For additional information to diagnose sensor failures, it may be helpful to check logs using dmesg
. Consider using the following command and look for logs similar to the following:
root@HOSTNAME:~# dmesg | grep "Failed to register" [ 92.520183] i2c i2c-{BUS}: Failed to register i2c client {DRIVER} at 0x{ADDRESS} (-16)
This indicates a failure to set up the device which could indicate a real failure or the device could have been occupied by another script or service during boot.
Potential short term solutions in this case could be to:
Manually bind the device using:
root@HOSTNAME:~# echo "{BUS}-00{ADDRESS}" > /sys/bus/i2c/drivers/{DRIVER}/bind
If the device was temporarily occupied during boot, this may correctly set up the device.
Powercycle the machine: rebooting has fixed sensor instantiation in some cases
If either approach above is used, a bug should still be filed and the issue should be reproduced. This flakiness in sensor creation could mask underlying problems e.g. b/428930642.

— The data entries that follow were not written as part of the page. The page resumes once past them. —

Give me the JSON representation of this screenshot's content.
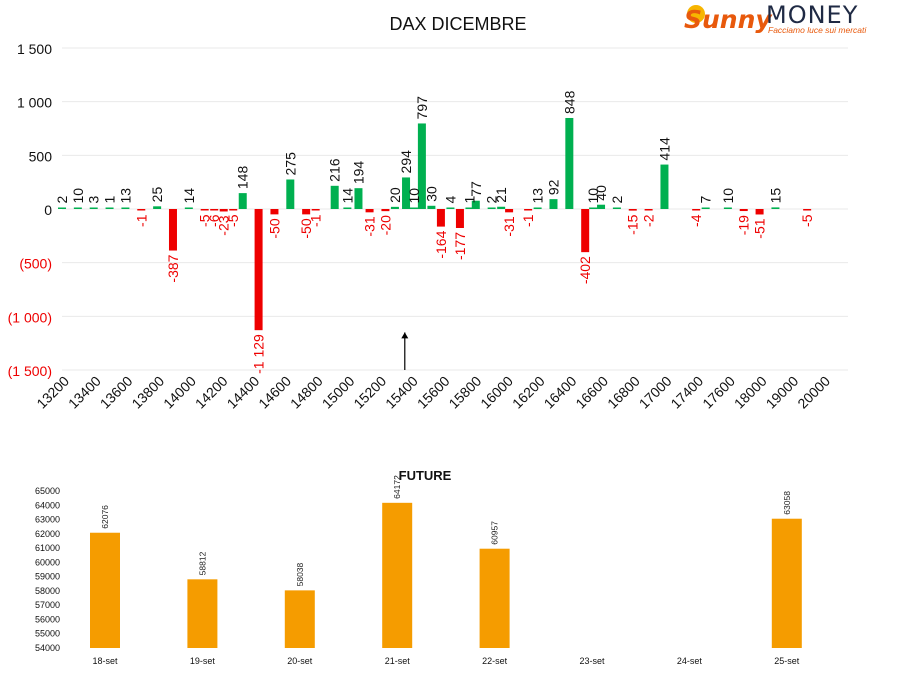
{
  "logo": {
    "word1": "Sunny",
    "word2": "MONEY",
    "tagline": "Facciamo luce sui mercati",
    "accent": "#e8590c",
    "dark": "#1f2a44"
  },
  "colors": {
    "positive": "#00b050",
    "negative": "#ee0000",
    "future": "#f59c00",
    "grid": "#e9e9e9"
  },
  "chart_data": [
    {
      "type": "bar",
      "title": "DAX DICEMBRE",
      "xlabel": "",
      "ylabel": "",
      "ylim": [
        -1500,
        1500
      ],
      "yticks": [
        1500,
        1000,
        500,
        0,
        -500,
        -1000,
        -1500
      ],
      "ytick_labels": [
        "1 500",
        "1 000",
        "500",
        "0",
        "(500)",
        "(1 000)",
        "(1 500)"
      ],
      "categories": [
        "13200",
        "13400",
        "13600",
        "13800",
        "14000",
        "14200",
        "14400",
        "14600",
        "14800",
        "15000",
        "15200",
        "15400",
        "15600",
        "15800",
        "16000",
        "16200",
        "16400",
        "16600",
        "16800",
        "17000",
        "17400",
        "17600",
        "18000",
        "19000",
        "20000"
      ],
      "bars": [
        {
          "cat": 0.0,
          "value": 2,
          "label": "2"
        },
        {
          "cat": 0.5,
          "value": 10,
          "label": "10"
        },
        {
          "cat": 1.0,
          "value": 3,
          "label": "3"
        },
        {
          "cat": 1.5,
          "value": 1,
          "label": "1"
        },
        {
          "cat": 2.0,
          "value": 13,
          "label": "13"
        },
        {
          "cat": 2.5,
          "value": -1,
          "label": "-1"
        },
        {
          "cat": 3.0,
          "value": 25,
          "label": "25"
        },
        {
          "cat": 3.5,
          "value": -387,
          "label": "-387"
        },
        {
          "cat": 4.0,
          "value": 14,
          "label": "14"
        },
        {
          "cat": 4.5,
          "value": -5,
          "label": "-5"
        },
        {
          "cat": 4.8,
          "value": -6,
          "label": "-6"
        },
        {
          "cat": 5.1,
          "value": -23,
          "label": "-23"
        },
        {
          "cat": 5.4,
          "value": -5,
          "label": "-5"
        },
        {
          "cat": 5.7,
          "value": 148,
          "label": "148"
        },
        {
          "cat": 6.2,
          "value": -1129,
          "label": "-1 129"
        },
        {
          "cat": 6.7,
          "value": -50,
          "label": "-50"
        },
        {
          "cat": 7.2,
          "value": 275,
          "label": "275"
        },
        {
          "cat": 7.7,
          "value": -50,
          "label": "-50"
        },
        {
          "cat": 8.0,
          "value": -1,
          "label": "-1"
        },
        {
          "cat": 8.6,
          "value": 216,
          "label": "216"
        },
        {
          "cat": 9.0,
          "value": 14,
          "label": "14"
        },
        {
          "cat": 9.35,
          "value": 194,
          "label": "194"
        },
        {
          "cat": 9.7,
          "value": -31,
          "label": "-31"
        },
        {
          "cat": 10.2,
          "value": -20,
          "label": "-20"
        },
        {
          "cat": 10.5,
          "value": 20,
          "label": "20"
        },
        {
          "cat": 10.85,
          "value": 294,
          "label": "294"
        },
        {
          "cat": 11.1,
          "value": 10,
          "label": "10"
        },
        {
          "cat": 11.35,
          "value": 797,
          "label": "797"
        },
        {
          "cat": 11.65,
          "value": 30,
          "label": "30"
        },
        {
          "cat": 11.95,
          "value": -164,
          "label": "-164"
        },
        {
          "cat": 12.25,
          "value": 4,
          "label": "4"
        },
        {
          "cat": 12.55,
          "value": -177,
          "label": "-177"
        },
        {
          "cat": 12.85,
          "value": 1,
          "label": "1"
        },
        {
          "cat": 13.05,
          "value": 77,
          "label": "77"
        },
        {
          "cat": 13.55,
          "value": 2,
          "label": "2"
        },
        {
          "cat": 13.85,
          "value": 21,
          "label": "21"
        },
        {
          "cat": 14.1,
          "value": -31,
          "label": "-31"
        },
        {
          "cat": 14.7,
          "value": -1,
          "label": "-1"
        },
        {
          "cat": 15.0,
          "value": 13,
          "label": "13"
        },
        {
          "cat": 15.5,
          "value": 92,
          "label": "92"
        },
        {
          "cat": 16.0,
          "value": 848,
          "label": "848"
        },
        {
          "cat": 16.5,
          "value": -402,
          "label": "-402"
        },
        {
          "cat": 16.75,
          "value": 10,
          "label": "10"
        },
        {
          "cat": 17.0,
          "value": 40,
          "label": "40"
        },
        {
          "cat": 17.5,
          "value": 2,
          "label": "2"
        },
        {
          "cat": 18.0,
          "value": -15,
          "label": "-15"
        },
        {
          "cat": 18.5,
          "value": -2,
          "label": "-2"
        },
        {
          "cat": 19.0,
          "value": 414,
          "label": "414"
        },
        {
          "cat": 20.0,
          "value": -4,
          "label": "-4"
        },
        {
          "cat": 20.3,
          "value": 7,
          "label": "7"
        },
        {
          "cat": 21.0,
          "value": 10,
          "label": "10"
        },
        {
          "cat": 21.5,
          "value": -19,
          "label": "-19"
        },
        {
          "cat": 22.0,
          "value": -51,
          "label": "-51"
        },
        {
          "cat": 22.5,
          "value": 15,
          "label": "15"
        },
        {
          "cat": 23.5,
          "value": -5,
          "label": "-5"
        }
      ],
      "marker": {
        "cat": 11.0,
        "from": -1500,
        "to": -1150
      }
    },
    {
      "type": "bar",
      "title": "FUTURE",
      "xlabel": "",
      "ylabel": "",
      "ylim": [
        54000,
        65000
      ],
      "yticks": [
        54000,
        55000,
        56000,
        57000,
        58000,
        59000,
        60000,
        61000,
        62000,
        63000,
        64000,
        65000
      ],
      "categories": [
        "18-set",
        "19-set",
        "20-set",
        "21-set",
        "22-set",
        "23-set",
        "24-set",
        "25-set"
      ],
      "values": [
        62076,
        58812,
        58038,
        64172,
        60957,
        null,
        null,
        63058
      ],
      "labels": [
        "62076",
        "58812",
        "58038",
        "64172",
        "60957",
        "",
        "",
        "63058"
      ]
    }
  ]
}
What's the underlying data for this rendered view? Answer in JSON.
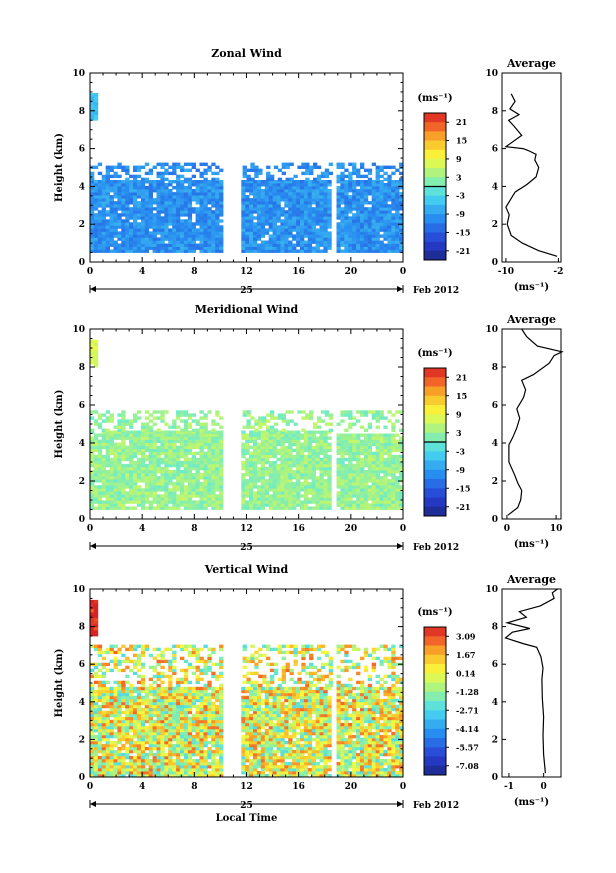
{
  "chart_data": [
    {
      "type": "heatmap",
      "title": "Zonal Wind",
      "ylabel": "Height (km)",
      "xlabel": "",
      "xticks": [
        "0",
        "4",
        "8",
        "12",
        "16",
        "20",
        "0"
      ],
      "yticks": [
        "0",
        "2",
        "4",
        "6",
        "8",
        "10"
      ],
      "xlim": [
        0,
        24
      ],
      "ylim": [
        0,
        10
      ],
      "date_label": "25",
      "date_suffix": "Feb 2012",
      "colorbar": {
        "unit": "(ms⁻¹)",
        "ticks": [
          "21",
          "15",
          "9",
          "3",
          "-3",
          "-9",
          "-15",
          "-21"
        ],
        "range": [
          -24,
          24
        ]
      },
      "field": {
        "base": -10,
        "blocks": [
          {
            "t0": 0.0,
            "t1": 10.2,
            "h0": 0.5,
            "h1": 4.3
          },
          {
            "t0": 11.6,
            "t1": 18.4,
            "h0": 0.5,
            "h1": 4.2
          },
          {
            "t0": 18.9,
            "t1": 24.0,
            "h0": 0.5,
            "h1": 4.2
          }
        ],
        "upper": {
          "t0": 0.0,
          "t1": 24.0,
          "h0": 4.3,
          "h1": 5.2
        },
        "spot": {
          "t0": 0.0,
          "t1": 0.4,
          "h0": 7.5,
          "h1": 8.9
        }
      },
      "average": {
        "title": "Average",
        "xlabel": "(ms⁻¹)",
        "xticks": [
          "-10",
          "-2"
        ],
        "xlim": [
          -10.6,
          -1.6
        ],
        "ylim": [
          0,
          10
        ],
        "profile": [
          [
            -2.2,
            0.3
          ],
          [
            -5.0,
            0.6
          ],
          [
            -7.5,
            1.0
          ],
          [
            -9.2,
            1.4
          ],
          [
            -9.8,
            2.0
          ],
          [
            -9.5,
            2.5
          ],
          [
            -10.0,
            2.9
          ],
          [
            -9.3,
            3.3
          ],
          [
            -8.6,
            3.7
          ],
          [
            -6.8,
            4.1
          ],
          [
            -5.4,
            4.5
          ],
          [
            -5.0,
            5.0
          ],
          [
            -5.6,
            5.4
          ],
          [
            -5.4,
            5.7
          ],
          [
            -6.6,
            5.9
          ],
          [
            -7.4,
            6.0
          ],
          [
            -10.0,
            6.1
          ],
          [
            -7.6,
            6.7
          ],
          [
            -8.8,
            7.2
          ],
          [
            -9.6,
            7.5
          ],
          [
            -8.0,
            7.8
          ],
          [
            -9.4,
            8.1
          ],
          [
            -8.6,
            8.5
          ],
          [
            -9.2,
            8.9
          ]
        ]
      }
    },
    {
      "type": "heatmap",
      "title": "Meridional Wind",
      "ylabel": "Height (km)",
      "xlabel": "",
      "xticks": [
        "0",
        "4",
        "8",
        "12",
        "16",
        "20",
        "0"
      ],
      "yticks": [
        "0",
        "2",
        "4",
        "6",
        "8",
        "10"
      ],
      "xlim": [
        0,
        24
      ],
      "ylim": [
        0,
        10
      ],
      "date_label": "25",
      "date_suffix": "Feb 2012",
      "colorbar": {
        "unit": "(ms⁻¹)",
        "ticks": [
          "21",
          "15",
          "9",
          "3",
          "-3",
          "-9",
          "-15",
          "-21"
        ],
        "range": [
          -24,
          24
        ]
      },
      "field": {
        "base": 3,
        "blocks": [
          {
            "t0": 0.0,
            "t1": 10.2,
            "h0": 0.5,
            "h1": 4.6
          },
          {
            "t0": 11.6,
            "t1": 18.4,
            "h0": 0.5,
            "h1": 4.6
          },
          {
            "t0": 18.9,
            "t1": 24.0,
            "h0": 0.5,
            "h1": 4.5
          }
        ],
        "upper": {
          "t0": 0.0,
          "t1": 24.0,
          "h0": 4.6,
          "h1": 5.6
        },
        "spot": {
          "t0": 0.0,
          "t1": 0.6,
          "h0": 8.0,
          "h1": 9.4
        }
      },
      "average": {
        "title": "Average",
        "xlabel": "(ms⁻¹)",
        "xticks": [
          "0",
          "10"
        ],
        "xlim": [
          -1,
          11
        ],
        "ylim": [
          0,
          10
        ],
        "profile": [
          [
            0.2,
            0.2
          ],
          [
            2.2,
            0.6
          ],
          [
            2.8,
            1.0
          ],
          [
            3.0,
            1.5
          ],
          [
            2.2,
            1.9
          ],
          [
            1.6,
            2.3
          ],
          [
            0.4,
            3.0
          ],
          [
            0.4,
            3.9
          ],
          [
            1.2,
            4.3
          ],
          [
            2.0,
            4.8
          ],
          [
            2.6,
            5.3
          ],
          [
            2.0,
            5.8
          ],
          [
            3.4,
            6.4
          ],
          [
            3.8,
            6.8
          ],
          [
            3.0,
            7.3
          ],
          [
            5.4,
            7.6
          ],
          [
            8.6,
            8.2
          ],
          [
            9.6,
            8.6
          ],
          [
            11.2,
            8.8
          ],
          [
            6.2,
            9.1
          ],
          [
            4.0,
            9.6
          ],
          [
            3.0,
            10.0
          ]
        ]
      }
    },
    {
      "type": "heatmap",
      "title": "Vertical Wind",
      "ylabel": "Height (km)",
      "xlabel": "Local Time",
      "xticks": [
        "0",
        "4",
        "8",
        "12",
        "16",
        "20",
        "0"
      ],
      "yticks": [
        "0",
        "2",
        "4",
        "6",
        "8",
        "10"
      ],
      "xlim": [
        0,
        24
      ],
      "ylim": [
        0,
        10
      ],
      "date_label": "25",
      "date_suffix": "Feb 2012",
      "colorbar": {
        "unit": "(ms⁻¹)",
        "ticks": [
          "3.09",
          "1.67",
          "0.14",
          "-1.28",
          "-2.71",
          "-4.14",
          "-5.57",
          "-7.08"
        ],
        "range": [
          -8.5,
          4.5
        ]
      },
      "field": {
        "base": 0.3,
        "blocks": [
          {
            "t0": 0.0,
            "t1": 10.2,
            "h0": 0.0,
            "h1": 4.8
          },
          {
            "t0": 11.6,
            "t1": 18.4,
            "h0": 0.0,
            "h1": 4.8
          },
          {
            "t0": 18.9,
            "t1": 24.0,
            "h0": 0.0,
            "h1": 4.8
          }
        ],
        "upper": {
          "t0": 0.0,
          "t1": 24.0,
          "h0": 4.8,
          "h1": 7.0
        },
        "spot": {
          "t0": 0.0,
          "t1": 0.5,
          "h0": 7.5,
          "h1": 9.4
        }
      },
      "average": {
        "title": "Average",
        "xlabel": "(ms⁻¹)",
        "xticks": [
          "-1",
          "0"
        ],
        "xlim": [
          -1.2,
          0.5
        ],
        "ylim": [
          0,
          10
        ],
        "profile": [
          [
            0.05,
            0.2
          ],
          [
            0.0,
            1.2
          ],
          [
            -0.02,
            2.2
          ],
          [
            0.0,
            3.2
          ],
          [
            -0.04,
            4.2
          ],
          [
            -0.05,
            5.2
          ],
          [
            -0.02,
            5.8
          ],
          [
            -0.08,
            6.4
          ],
          [
            -0.2,
            6.9
          ],
          [
            -0.6,
            7.1
          ],
          [
            -1.1,
            7.4
          ],
          [
            -0.9,
            7.7
          ],
          [
            -0.4,
            7.9
          ],
          [
            -1.05,
            8.2
          ],
          [
            -0.5,
            8.5
          ],
          [
            -0.7,
            8.8
          ],
          [
            -0.1,
            9.1
          ],
          [
            0.3,
            9.5
          ],
          [
            0.25,
            9.8
          ],
          [
            0.4,
            10.0
          ]
        ]
      }
    }
  ]
}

Note: In some cases, it may be expected to see some Failed to register i2c client
logs, for instance in the case of having sensors configured in the EM config for second-source boards. These sensors may be expected to fail to create if the FRU on the machine does not correspond with the second-source FRU. Also note that expected dmesg error logs are only possible when these sensors are not supported by tlBMC. If tlBMC were to support the second source board sensors, a separate config would have to be made to logically separate these sensors and probe accordingly.